Digital Hutspot: How To Write Parallel Programs

Notes from How to write Parallel Programs: A First Course

How To Write Parallel Programs

- Nicholas Carriero & David Gelernter

Why did I read this book?

Cpu counts are going up, and the way we write software is gonna change - take a look at The free lunch is over . While that was penned three (four?) years ago, the way we really design software (if you are not a video game developer or something) hasn't changed all that much.

This is going to have to change eventually if we want our software to ever use the computing power that really is out there. What are we gonna do? Well as the above article points out, guys like me are gonna have to change how they think about implementing software. So ...

I read a really short review somewhere and I had to get the book.

Parallel programming

The book talks about a coordination language called Linda, which looks like to me as if it was cooked up in Lisp. The basic idea behind Linda is that you have this database called a tuple store (or space), and you have all processes interact by means of this database.

There are only a few commands and you can 'search' the database using variables as you would in prolog.

example:

in("test", 1, ?x)

so that would find a tuple of length 3 in the database and it would match any tuple with "test" in the first position and 1 in the second and whatever in the third. If it can't find anything, the default behavior is to block as we are expecting for it to turn up at some point.
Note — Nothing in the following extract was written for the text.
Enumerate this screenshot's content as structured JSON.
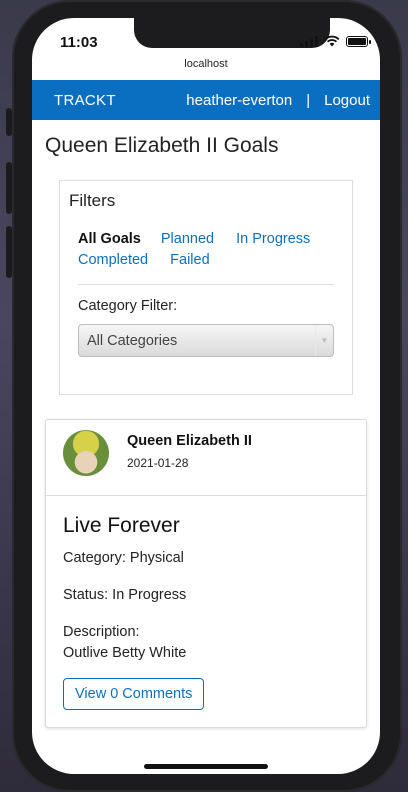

Another method is to insert something in the tuple store:

out("test", 1, 1)

The third method is eval. Eval basically starts a new thread (in some implementations, groups of threads) and it eventually adds the tuple into the space:

eval("test", 1, somefunction(x))

so this would go run a new thread, evaluate somefunction in that thread and put the tuple in the store. This will not bock the parent.
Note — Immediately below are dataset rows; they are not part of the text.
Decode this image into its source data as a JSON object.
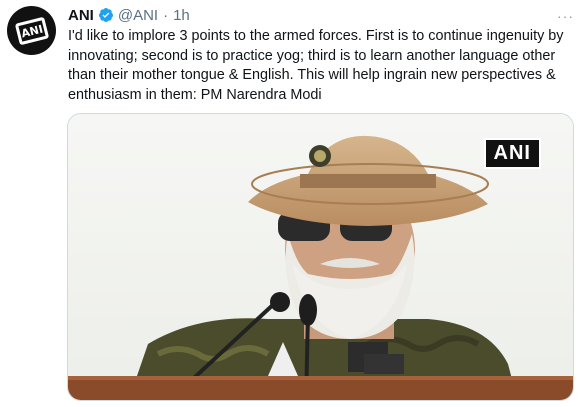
{
  "tweet": {
    "author_name": "ANI",
    "handle": "@ANI",
    "separator": "·",
    "time": "1h",
    "more_label": "···",
    "avatar_text": "ANI",
    "text": "I'd like to implore 3 points to the armed forces. First is to continue ingenuity by innovating; second is to practice yog; third is to learn another language other than their mother tongue & English. This will help ingrain new perspectives & enthusiasm in them: PM Narendra Modi",
    "media": {
      "watermark": "ANI"
    }
  },
  "colors": {
    "verified_blue": "#1da1f2",
    "secondary_text": "#5b7083",
    "hat": "#c9a27a"
  },
  "icons": {
    "verified": "verified-badge-icon",
    "more": "more-icon"
  }
}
There are other operators, but these are the three main ones. It is not intended to be a full language, just a 'bolt on' to an existing one.

That's it.

Basic paradigms when writing parallel programs

The book used the metaphor of a house and how you would sequence the workers to work on the house.

Result

Here you take every part of a house by section and you would assign a worker to one section, no matter what might be involved. For example, you might assign a worker a 'bedroom' and the worker would do everything for the bedroom, including framing, the wiring, the carpet, everything.

This would possibly run into problems because any workers given simple jobs might get done before the ones with complex jobs (i.e. kitchen, bathroom) and then you would have workers just sitting around.

Specialist

Here you would build a house like we typically do, that is you would have the plumber do the plumbing, the carpenter do the framing, the guy with the big whopping machines dig out the basement. etc.
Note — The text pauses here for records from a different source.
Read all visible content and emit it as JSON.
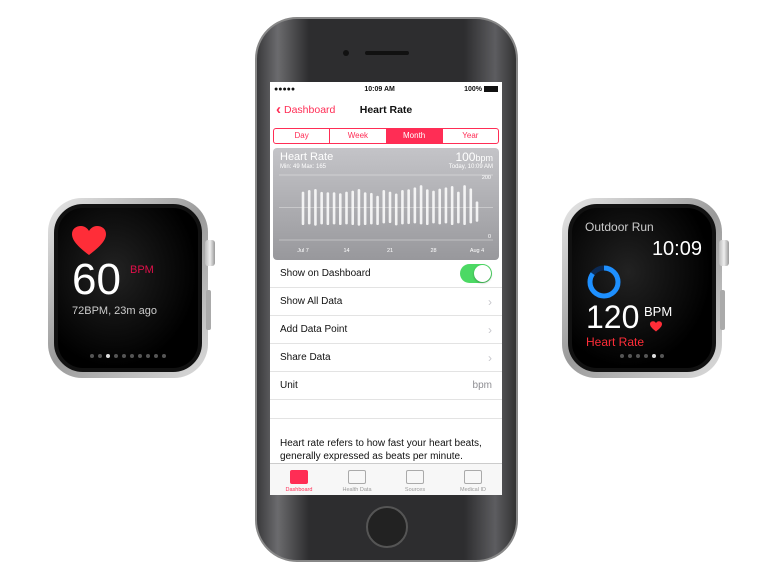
{
  "colors": {
    "accent": "#ff2d55",
    "toggle_on": "#4cd964",
    "ring": "#1e90ff"
  },
  "left_watch": {
    "icon": "heart-icon",
    "value": "60",
    "unit": "BPM",
    "sub": "72BPM, 23m ago",
    "page_count": 10,
    "page_active": 3
  },
  "right_watch": {
    "title": "Outdoor Run",
    "time": "10:09",
    "ring_progress": 0.85,
    "value": "120",
    "unit": "BPM",
    "label": "Heart Rate",
    "icon": "heart-icon",
    "page_count": 6,
    "page_active": 5
  },
  "phone": {
    "status": {
      "signal": "●●●●●",
      "time": "10:09 AM",
      "battery": "100%"
    },
    "nav": {
      "back": "Dashboard",
      "title": "Heart Rate"
    },
    "segments": [
      "Day",
      "Week",
      "Month",
      "Year"
    ],
    "active_segment": "Month",
    "rows": [
      {
        "label": "Show on Dashboard",
        "toggle": true
      },
      {
        "label": "Show All Data",
        "chevron": true
      },
      {
        "label": "Add Data Point",
        "chevron": true
      },
      {
        "label": "Share Data",
        "chevron": true
      },
      {
        "label": "Unit",
        "value": "bpm"
      }
    ],
    "description": "Heart rate refers to how fast your heart beats, generally expressed as beats per minute.",
    "tabs": [
      {
        "label": "Dashboard",
        "icon": "dashboard-icon",
        "active": true
      },
      {
        "label": "Health Data",
        "icon": "health-data-icon"
      },
      {
        "label": "Sources",
        "icon": "sources-icon"
      },
      {
        "label": "Medical ID",
        "icon": "medical-id-icon"
      }
    ]
  },
  "chart_data": {
    "type": "range-bar",
    "title": "Heart Rate",
    "summary": "Min: 49  Max: 165",
    "latest_value": "100",
    "latest_unit": "bpm",
    "latest_time": "Today, 10:09 AM",
    "ylim": [
      0,
      200
    ],
    "y_ticks": [
      "200",
      "0"
    ],
    "x_ticks": [
      "Jul 7",
      "14",
      "21",
      "28",
      "Aug 4"
    ],
    "ranges": [
      [
        50,
        145
      ],
      [
        52,
        150
      ],
      [
        48,
        153
      ],
      [
        52,
        144
      ],
      [
        50,
        143
      ],
      [
        52,
        143
      ],
      [
        50,
        140
      ],
      [
        52,
        145
      ],
      [
        50,
        148
      ],
      [
        48,
        153
      ],
      [
        50,
        143
      ],
      [
        52,
        141
      ],
      [
        50,
        132
      ],
      [
        55,
        150
      ],
      [
        56,
        145
      ],
      [
        49,
        139
      ],
      [
        52,
        150
      ],
      [
        53,
        152
      ],
      [
        55,
        158
      ],
      [
        52,
        165
      ],
      [
        50,
        152
      ],
      [
        55,
        148
      ],
      [
        52,
        154
      ],
      [
        55,
        158
      ],
      [
        50,
        162
      ],
      [
        55,
        145
      ],
      [
        50,
        165
      ],
      [
        55,
        155
      ],
      [
        60,
        115
      ]
    ]
  }
}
Of course here you have the problem (assuming you only want to build one house) that you have a all the roofers waiting around on the guys with the big whopping machines and the carpenters. (ok the metaphor breaks down)

Agenda

Here you have all the workers line up and dish out the next thing that needs to be done. If you are building a foundation, you can have all the workers line up and bring a block to the building, apply mortar and then go back and do the next thing. Each worker will need to be told precisely what to do and it assumes all workers are equally adept at doing all the jobs.

Model substitution

According to the book, (at least in the software world) if one model fits the problem domain right, but is inefficient, we can (and this was important) substitute any of the methods for any of the others. We do this to fit the run-time environment that we are actually operating in, whatever is the most efficient. ( the book goes through several examples)

Granularity knobs

Another important point in the book is that each run-time environment is different from the next. We may actually be running on a one-processor computer, or we may be trying to solve on a supercomputer with a gazillion cores. The run-time dynamics of each system is going to vary by quite a bit. The book shows several examples where we may only use a fraction of the resources for certain parts of the problem, but could use more than we have for other parts of the problem.

To address the situation, they suggest granularity knobs, or regulating how much each subprocess could do at once, and ideally make this a dynamic property during execution. To use our house analogy, you might make more progress if each person brings 3 blocks to the house instead of one, but you might not make much progress at all if you make them bring 1000 blocks at a time.

Wrapping it up

This was an interesting book (available online btw) that helped to think about parallel programming. It would be interesting to try to write Linda in Lisp (or clojure?). It would also be interesting to also try some functional methods to parallel programming (haskell comes to mind), and compare them to the actor model that is presented in the erlang book. Each one of them should be able to implement the ideas contained in this book, if not Linda itself.

Digital Hutspot

Tuesday, February 10, 2009